The school started out as Kingsbury County School in a premises on the Edgware Road between Colindale and Edgware on the 15th September 1925 but as the school roll increased a new school was built in Princes Avenue in 1929. The school then changed once again to become Kingsbury County Grammar School in 1944 as a result of legislation of the 1944 Education Act.

In 1952, two local secondary modern schools, Tyler's Croft Girls' and Boys', were opened on one site in Bacon Lane and were merged into one large school with Kingsbury County Grammar School in 1967. The London Borough of Brent (in which the school is located) had taken over responsibility for the school and reorganised all of its secondary schools as comprehensive schools. So in 1967 Kingsbury County Grammar school was amalgamated with the two secondary modern schools, Tylers Croft Secondary School for Boys and Tylers Croft Secondary for Girls and was renamed Kingsbury High School (KHS).

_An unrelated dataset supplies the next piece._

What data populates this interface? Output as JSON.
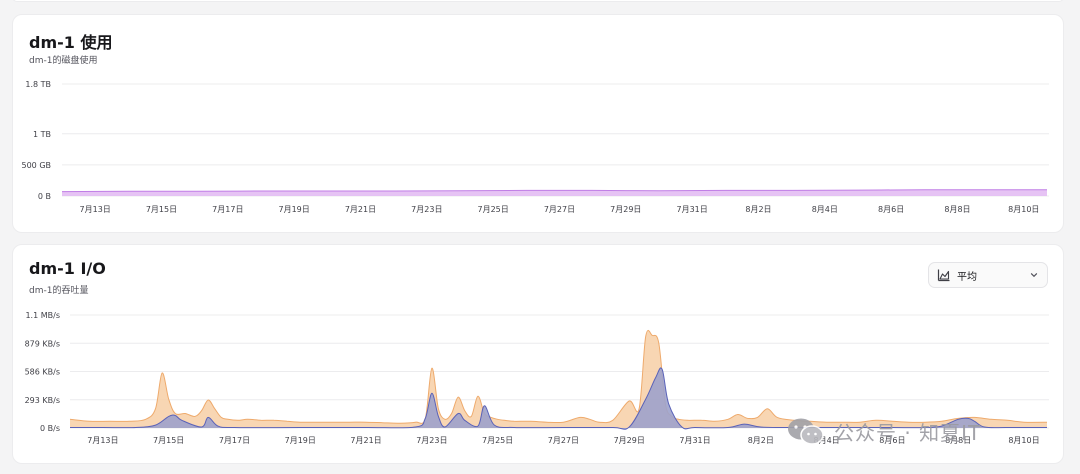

The Tyler's building on Bacon Lane was to become the lower school (years 7–9) and the Kingsbury building on Stag Lane to become the upper school (years 10–13.)

The school, from then, has seen only cultural and technological differences. During the 1970s and 1980s, a large thriving and enterprising Asian community grew up in the Kingsbury area. As a result, the number of pupils increased to 1,750 and the proportion of ethnic minority children in the school increased.

The headmaster in the late 1980s to early 2000s was Phillip Snell who had a great interest in the potential of other learning resources. As a result, much money was invested in computing and the school rapidly gained a nationwide reputation for this. However the headmaster now is Mr C R Chung MA, NPQH. Most notably visit was when HRH Queen Elizabeth II chose the school to launch her royal website in 2000. The school now has interactive whiteboards in many classrooms (with an aim to put one in every classroom).

The lower school is one large building whereas the upper school comprises six separate buildings: two pretty general, one a foreign languages block, one a science (upstairs) and technology (downstairs) block, one sports hall and one a canteen.

Up to 2003 Kingsbury High School, selected 15% of its new intake via a cognitive ability test, mainly focussing on verbal reasoning. However for the next acedmic year, the test was scrapped, and all new intake generally come from local feeder primary schools.